The collisions produce unstable particles called B-mesons and their antimatter counterparts, whose decay can be studied for signs of CP violation.
And in 2001, scientists working at BaBar – and also at Belle, a similar experiment based in Japan – announced that they had succeeded in detecting CP violation among B-mesons and their anti-particles, thus showing that the effect is not confined to one type of particle.
Following the Standard Model
Better still, the level of CP violation was right in line with theoretical calculations based on the so-called Standard Model, the best theory currently available for understanding sub-atomic particles.
The bad news was that the measured level was far below that needed to explain the observed preponderance of matter over antimatter in our Universe.
Physicists are taking this as a sign that the Standard Model is lacking something crucial.
Precisely what it might be remains unclear, but experiments are already being planned to find out.
Astrophysics and particle physics are often dismissed as being utterly irrelevant to everyday life.
But by attempting to explain how antimatter lost out to ordinary matter in the birth of the cosmos, they hold the key to understanding our very existence.
Read our interview with theoretical physicist John Ellis
How the Universe may have lost its antimatter
Step 1
Birth of the Universe in the Big Bang 13.8 billion years ago, marked by a period of extremely rapid expansion (inflation), and creation of both matter and anti- matter particles in equal amounts.
Step 2
Matter and anti-matter particles undergo mutual annihilation, releasing vast amounts of gamma radiation.
Step 3
Absolutely perfect annihilation is blocked by a combination of the expansion of the Universe and the effect of CP violation, ensuring more matter survives than antimatter.
Step 4
Radiation leaves a fingerprint in the number of photons to particles in the cosmos, as seen in this cosmic microwave background, suggesting matter and antimatter annihilated each other to within one part per billion.
Step 5
Around nine billion years after the annihilation process ends, around 1057 particles of matter come together under gravity to form the Solar System.
What would an antimatter Universe be like?
What if the Universe were made up entirely of antimatter? To answer this, we must first recognise that every subatomic particle has an antiparticle with opposite properties.
The antiparticle of the negatively charged electron, for example, is the positively charged positron.
Antiparticles can combine to make anti-atoms and, ultimately, antimatter.
Crucially though, the photon – the particle of light – is its own antiparticle. Consequently, if the Universe were made of antimatter, it would look no different!
So, how do we know the stars are not antistars and the galaxies are not antigalaxies?
Well, when particles of matter and antimatter meet they ‘annihilate’ each other: their mass-energy flashes into high-energy light, or gamma rays.
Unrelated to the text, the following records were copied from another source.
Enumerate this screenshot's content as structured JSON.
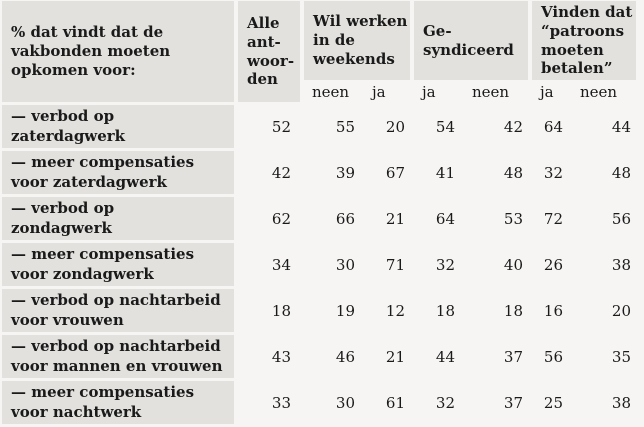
{
  "colors": {
    "cell_background": "#e2e1de",
    "page_background": "#f6f5f3",
    "text": "#1a1a1a"
  },
  "table": {
    "corner_header": "% dat vindt dat de\nvakbonden moeten\nopkomen voor:",
    "groups": [
      {
        "label": "Alle\nant-\nwoor-\nden",
        "subs": []
      },
      {
        "label": "Wil werken\nin de\nweekends",
        "subs": [
          "neen",
          "ja"
        ]
      },
      {
        "label": "Ge-\nsyndiceerd",
        "subs": [
          "ja",
          "neen"
        ]
      },
      {
        "label": "Vinden dat\n“patroons\nmoeten\nbetalen”",
        "subs": [
          "ja",
          "neen"
        ]
      }
    ],
    "rows": [
      {
        "label": "— verbod op\nzaterdagwerk",
        "values": [
          52,
          55,
          20,
          54,
          42,
          64,
          44
        ]
      },
      {
        "label": "— meer compensaties\nvoor zaterdagwerk",
        "values": [
          42,
          39,
          67,
          41,
          48,
          32,
          48
        ]
      },
      {
        "label": "— verbod op\nzondagwerk",
        "values": [
          62,
          66,
          21,
          64,
          53,
          72,
          56
        ]
      },
      {
        "label": "— meer compensaties\nvoor zondagwerk",
        "values": [
          34,
          30,
          71,
          32,
          40,
          26,
          38
        ]
      },
      {
        "label": "— verbod op nachtarbeid\nvoor vrouwen",
        "values": [
          18,
          19,
          12,
          18,
          18,
          16,
          20
        ]
      },
      {
        "label": "— verbod op nachtarbeid\nvoor mannen en vrouwen",
        "values": [
          43,
          46,
          21,
          44,
          37,
          56,
          35
        ]
      },
      {
        "label": "— meer compensaties\nvoor nachtwerk",
        "values": [
          33,
          30,
          61,
          32,
          37,
          25,
          38
        ]
      }
    ]
  }
}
We know there are no antistars in our Galaxy or antigalaxies in the Local Group because matter mingles within these systems, yet we see no annihilation radiation.
It looks as if we live in a Universe of matter.
This is a mystery because particles and their antiparticles are always created together.
So why does the Universe not contain a 50:50 mix of matter and antimatter?
A clue comes from the fact that there are about 30 billion photons for every particle of matter.
This can be explained if, in the Big Bang, 30 billion and one particles of matter were created for every 30 billion particles of antimatter.
After annihilation, there would be no antiparticles and one particle from every 30 billion photons.
So, is there a fundamental asymmetry in the laws of physics that slightly favours the production of matter over antimatter?
Remarkably yes, and its name is ‘CP violation’.
Currently, experiments are underway to see whether the asymmetry is big enough to account for our matter-dominated universe.